Obituary: John “Jack” Monroe

Teacher, lifetime activist, demonstrator, and protester

John “Jack” Monroe died Friday, March 31 at home in Claremont. He had been in declining health for the past six months.

Born October 22, 1938 to parents John and Dorothy Monroe in Girard, Ohio, Jack was the oldest of six siblings. After graduating from Ursuline High School and working at unloading hides for the Ohio Leather Works, he decided to attend college, and enrolled at University College of Notre Dame of Saskatchewan, Canada (now Athol Murray College of Notre Dame). There he learned about the Canadian educational system that then included “grade 13” and “senior matriculation.” He was a member of the 1957 Notre Dame Hounds football team that won the provincial championship. Transferring to the University of Ottawa, he earned a B.A. in 1961, and later an M.A. from the University of La Verne.

He and his wife Carolee married in 1962 and traveled from Ohio through Canada to his new teaching position in San Gabriel, California. They celebrated their 60th anniversary last year.  With their children, Murray, Gabe, and Mary, they frequently vacationed in “the incredible slow-mobile” across the United States and into Mexico.

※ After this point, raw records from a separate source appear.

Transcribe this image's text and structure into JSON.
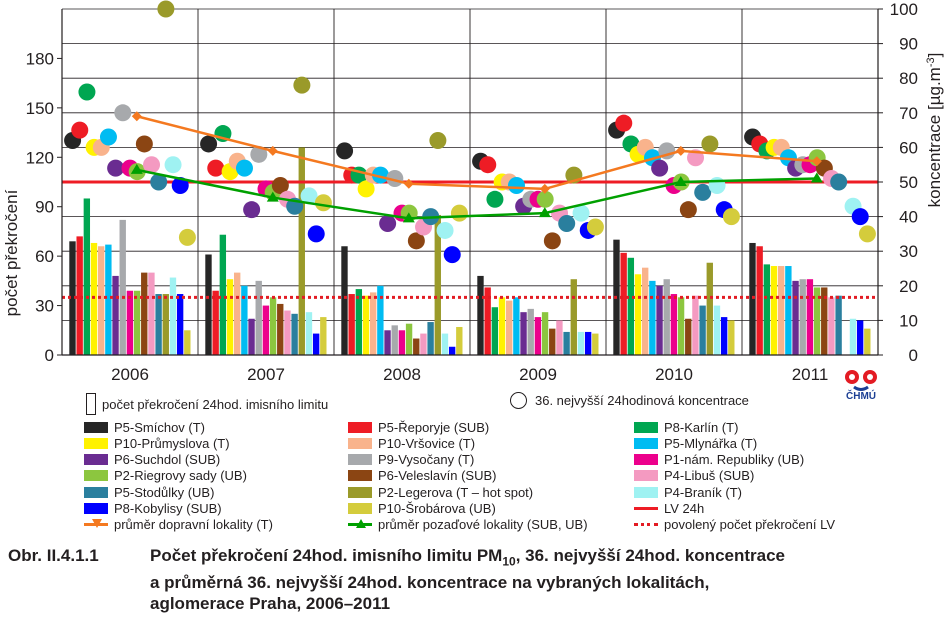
{
  "chart_data": {
    "type": "bar",
    "categories": [
      "2006",
      "2007",
      "2008",
      "2009",
      "2010",
      "2011"
    ],
    "ylabel": "počet překročení",
    "ylabel_right": "koncentrace [µg.m",
    "ylabel_right_sup": "-3",
    "ylabel_right_end": "]",
    "left_axis": {
      "ylim": [
        0,
        210
      ],
      "ticks": [
        0,
        30,
        60,
        90,
        120,
        150,
        180
      ]
    },
    "right_axis": {
      "ylim": [
        0,
        100
      ],
      "ticks": [
        0,
        10,
        20,
        30,
        40,
        50,
        60,
        70,
        80,
        90,
        100
      ]
    },
    "grid": true,
    "station_names": [
      "P5-Smíchov (T)",
      "P5-Řeporyje (SUB)",
      "P8-Karlín (T)",
      "P10-Průmyslova (T)",
      "P10-Vršovice (T)",
      "P5-Mlynářka (T)",
      "P6-Suchdol (SUB)",
      "P9-Vysočany (T)",
      "P1-nám. Republiky (UB)",
      "P2-Riegrovy sady (UB)",
      "P6-Veleslavín (SUB)",
      "P4-Libuš (SUB)",
      "P5-Stodůlky (UB)",
      "P2-Legerova (T – hot spot)",
      "P4-Braník (T)",
      "P8-Kobylisy (SUB)",
      "P10-Šrobárova (UB)"
    ],
    "station_colors": [
      "#262626",
      "#ee1c25",
      "#00a651",
      "#fff200",
      "#f9b38c",
      "#00bcf2",
      "#6a2c91",
      "#a7a9ac",
      "#ec008c",
      "#8cc63f",
      "#8b4513",
      "#f49ac1",
      "#2a7f9e",
      "#9a9a2a",
      "#9ff2f2",
      "#0000ff",
      "#d4cc3c"
    ],
    "exceedances": [
      [
        69,
        72,
        95,
        68,
        66,
        67,
        48,
        82,
        39,
        39,
        50,
        50,
        37,
        37,
        47,
        37,
        15
      ],
      [
        61,
        39,
        73,
        46,
        50,
        42,
        22,
        45,
        30,
        35,
        31,
        27,
        25,
        126,
        26,
        13,
        23
      ],
      [
        66,
        37,
        40,
        36,
        38,
        42,
        15,
        18,
        15,
        19,
        10,
        13,
        20,
        85,
        13,
        5,
        17
      ],
      [
        48,
        41,
        29,
        35,
        33,
        35,
        26,
        28,
        23,
        26,
        16,
        21,
        14,
        46,
        14,
        14,
        13
      ],
      [
        70,
        62,
        59,
        49,
        53,
        45,
        42,
        46,
        37,
        35,
        22,
        36,
        30,
        56,
        30,
        23,
        21
      ],
      [
        68,
        66,
        55,
        54,
        54,
        54,
        45,
        46,
        46,
        41,
        41,
        35,
        36,
        0,
        22,
        21,
        16
      ]
    ],
    "concentration_36th": [
      [
        62,
        65,
        76,
        60,
        60,
        63,
        54,
        70,
        54,
        53,
        61,
        55,
        50,
        100,
        55,
        49,
        34
      ],
      [
        61,
        54,
        64,
        53,
        56,
        54,
        42,
        58,
        48,
        47,
        49,
        45,
        43,
        78,
        46,
        35,
        44
      ],
      [
        59,
        52,
        52,
        48,
        52,
        52,
        38,
        51,
        41,
        41,
        33,
        37,
        40,
        62,
        36,
        29,
        41
      ],
      [
        56,
        55,
        45,
        50,
        50,
        49,
        43,
        45,
        45,
        45,
        33,
        41,
        38,
        52,
        41,
        36,
        37
      ],
      [
        65,
        67,
        61,
        58,
        60,
        57,
        54,
        59,
        49,
        50,
        42,
        57,
        47,
        61,
        49,
        42,
        40
      ],
      [
        63,
        61,
        59,
        60,
        60,
        57,
        54,
        55,
        55,
        57,
        54,
        51,
        50,
        0,
        43,
        40,
        35
      ]
    ],
    "average_traffic": [
      69,
      59,
      49.5,
      48,
      59,
      56
    ],
    "average_background": [
      53.5,
      45.5,
      39.5,
      41,
      50,
      51
    ],
    "limit_LV_24h": 50,
    "allowed_exceedances": 35
  },
  "legend": {
    "bar_note": "počet překročení 24hod. imisního limitu",
    "circle_note": "36. nejvyšší 24hodinová koncentrace",
    "items": [
      {
        "label": "P5-Smíchov (T)",
        "color": "#262626"
      },
      {
        "label": "P5-Řeporyje (SUB)",
        "color": "#ee1c25"
      },
      {
        "label": "P8-Karlín (T)",
        "color": "#00a651"
      },
      {
        "label": "P10-Průmyslova (T)",
        "color": "#fff200"
      },
      {
        "label": "P10-Vršovice (T)",
        "color": "#f9b38c"
      },
      {
        "label": "P5-Mlynářka (T)",
        "color": "#00bcf2"
      },
      {
        "label": "P6-Suchdol (SUB)",
        "color": "#6a2c91"
      },
      {
        "label": "P9-Vysočany (T)",
        "color": "#a7a9ac"
      },
      {
        "label": "P1-nám. Republiky (UB)",
        "color": "#ec008c"
      },
      {
        "label": "P2-Riegrovy sady (UB)",
        "color": "#8cc63f"
      },
      {
        "label": "P6-Veleslavín (SUB)",
        "color": "#8b4513"
      },
      {
        "label": "P4-Libuš (SUB)",
        "color": "#f49ac1"
      },
      {
        "label": "P5-Stodůlky (UB)",
        "color": "#2a7f9e"
      },
      {
        "label": "P2-Legerova (T – hot spot)",
        "color": "#9a9a2a"
      },
      {
        "label": "P4-Braník (T)",
        "color": "#9ff2f2"
      },
      {
        "label": "P8-Kobylisy (SUB)",
        "color": "#0000ff"
      },
      {
        "label": "P10-Šrobárova (UB)",
        "color": "#d4cc3c"
      },
      {
        "label": "LV 24h",
        "color": "#ee1c25"
      },
      {
        "label": "průměr dopravní lokality (T)",
        "color": "#f47920"
      },
      {
        "label": "průměr pozaďové lokality (SUB, UB)",
        "color": "#00a000"
      },
      {
        "label": "povolený počet překročení LV",
        "color": "#e31b23"
      }
    ]
  },
  "logo": {
    "text": "ČHMÚ"
  },
  "caption": {
    "number": "Obr. II.4.1.1",
    "line1_a": "Počet překročení 24hod. imisního limitu PM",
    "line1_sub": "10",
    "line1_b": ", 36. nejvyšší 24hod. koncentrace",
    "line2": "a průměrná 36. nejvyšší 24hod. koncentrace na vybraných lokalitách,",
    "line3": "aglomerace Praha, 2006–2011"
  }
}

He taught at Nogales High School in La Puente for 38 years. For many of those years he was known as “the voice of the Nobles,” as he announced the school’s home football games.

His years of activism began with anti-Vietnam War demonstrations. He was present in 1967 at the Century Plaza demonstration, when the “police riot” of heated motorcycles drove into the protesters. Active in Bobby Kennedy’s California campaign, he was present at the Ambassador Hotel on June 5, 1968, when Bobby was killed.

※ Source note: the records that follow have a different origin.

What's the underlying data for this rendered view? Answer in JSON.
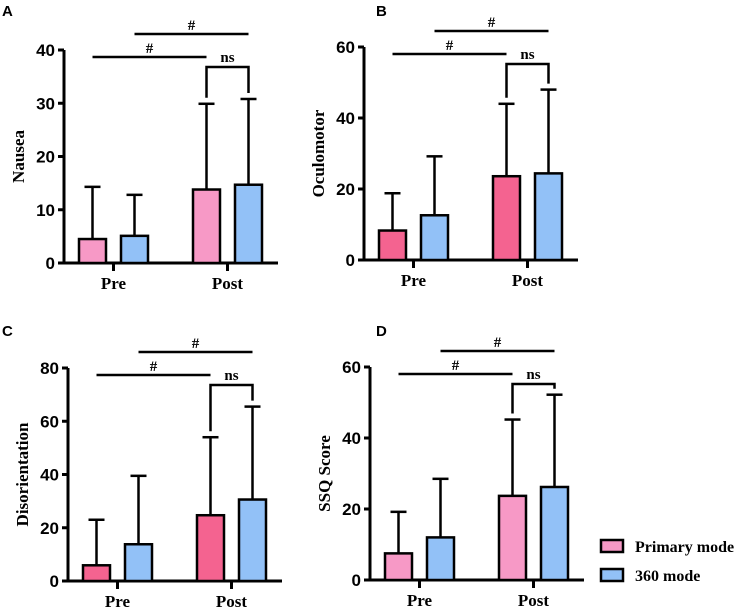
{
  "colors": {
    "pink_light": "#F799C6",
    "pink_dark": "#F46390",
    "blue": "#92C1F7",
    "line": "#000000"
  },
  "legend": [
    {
      "label": "Primary mode",
      "color": "#F799C6"
    },
    {
      "label": "360 mode",
      "color": "#92C1F7"
    }
  ],
  "chart_data": [
    {
      "type": "bar",
      "panel": "A",
      "ylabel": "Nausea",
      "ylim": [
        0,
        40
      ],
      "yticks": [
        0,
        10,
        20,
        30,
        40
      ],
      "categories": [
        "Pre",
        "Post"
      ],
      "primary_color": "#F799C6",
      "series": [
        {
          "name": "Primary mode",
          "values": [
            4.5,
            13.8
          ],
          "sd": [
            9.8,
            16.1
          ]
        },
        {
          "name": "360 mode",
          "values": [
            5.1,
            14.7
          ],
          "sd": [
            7.7,
            16.1
          ]
        }
      ],
      "annotations": [
        "#",
        "#",
        "ns"
      ]
    },
    {
      "type": "bar",
      "panel": "B",
      "ylabel": "Oculomotor",
      "ylim": [
        0,
        60
      ],
      "yticks": [
        0,
        20,
        40,
        60
      ],
      "categories": [
        "Pre",
        "Post"
      ],
      "primary_color": "#F46390",
      "series": [
        {
          "name": "Primary mode",
          "values": [
            8.3,
            23.6
          ],
          "sd": [
            10.5,
            20.4
          ]
        },
        {
          "name": "360 mode",
          "values": [
            12.6,
            24.4
          ],
          "sd": [
            16.6,
            23.6
          ]
        }
      ],
      "annotations": [
        "#",
        "#",
        "ns"
      ]
    },
    {
      "type": "bar",
      "panel": "C",
      "ylabel": "Disorientation",
      "ylim": [
        0,
        80
      ],
      "yticks": [
        0,
        20,
        40,
        60,
        80
      ],
      "categories": [
        "Pre",
        "Post"
      ],
      "primary_color": "#F46390",
      "series": [
        {
          "name": "Primary mode",
          "values": [
            5.9,
            24.7
          ],
          "sd": [
            17.1,
            29.3
          ]
        },
        {
          "name": "360 mode",
          "values": [
            13.8,
            30.6
          ],
          "sd": [
            25.7,
            34.9
          ]
        }
      ],
      "annotations": [
        "#",
        "#",
        "ns"
      ]
    },
    {
      "type": "bar",
      "panel": "D",
      "ylabel": "SSQ Score",
      "ylim": [
        0,
        60
      ],
      "yticks": [
        0,
        20,
        40,
        60
      ],
      "categories": [
        "Pre",
        "Post"
      ],
      "primary_color": "#F799C6",
      "series": [
        {
          "name": "Primary mode",
          "values": [
            7.5,
            23.7
          ],
          "sd": [
            11.7,
            21.5
          ]
        },
        {
          "name": "360 mode",
          "values": [
            12.0,
            26.2
          ],
          "sd": [
            16.5,
            26.0
          ]
        }
      ],
      "annotations": [
        "#",
        "#",
        "ns"
      ]
    }
  ]
}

Locally, he demonstrated for progressive causes. “He had strength of belief and the willingness to act upon it,” his family shared. For many years he was a part of a group of Pilgrims and others, first at Indian Hill Boulevard and Arrow Highway, and later at Foothill and Indian Hill boulevards. Along with signs and flags, the latter demonstration included a display of the insignia of the troops that were wanted home. He continued to be present at rallies and demonstrations and, as he could not attend, sat on his porch in support of the Claremont Change demonstrators walking by. “He also often sat on his mobility device ‘at the corner’ (Indian Hill and Foothill boulevards) as needed, knowing that every bodycounted,” his family added.

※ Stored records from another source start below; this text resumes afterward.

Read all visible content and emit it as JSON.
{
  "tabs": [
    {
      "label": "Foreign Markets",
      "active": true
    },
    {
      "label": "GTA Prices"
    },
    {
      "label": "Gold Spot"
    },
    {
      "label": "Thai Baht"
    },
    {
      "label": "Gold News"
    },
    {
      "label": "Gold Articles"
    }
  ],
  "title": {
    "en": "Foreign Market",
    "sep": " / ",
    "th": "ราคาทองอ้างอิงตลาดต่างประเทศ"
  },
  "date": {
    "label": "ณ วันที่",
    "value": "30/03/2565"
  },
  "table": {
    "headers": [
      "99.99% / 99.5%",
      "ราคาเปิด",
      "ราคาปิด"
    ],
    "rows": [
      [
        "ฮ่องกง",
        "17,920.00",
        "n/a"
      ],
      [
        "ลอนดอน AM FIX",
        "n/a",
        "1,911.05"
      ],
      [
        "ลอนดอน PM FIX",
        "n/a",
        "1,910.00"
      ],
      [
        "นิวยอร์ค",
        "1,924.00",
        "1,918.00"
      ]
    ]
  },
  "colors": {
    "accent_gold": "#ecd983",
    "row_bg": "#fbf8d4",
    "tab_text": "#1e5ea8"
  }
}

Having known some of the originators of the Pasadena Doo Dah Parade, in his later years he was asked to walk as “Jack Palance” with a cigar alongside his “sons.” He eagerly accepted (no push-ups required).

“A lively conversationalist, Jack could talk with people for hours,” his family said. “He practiced the art of questioning and valued dialogue. He practiced what he preached: a proponent of exercise, he walked on land, meeting the neighbors and, in water, he once met up with a manatee in Tampa Bay. He kept a journal and chose not to eat red meat. Jack mastered the phrase, ‘What can I do to help?’”

He is survived by his wife, Carolee; children Murray and his wife Marlena, Mark “Gabe,” and Mary Gen; and grandchildren Jacquelyn and Matt Monroe, Anabelle Monroe, and Camille, Max, and Jade Nakama.

Per his request, no services are planned.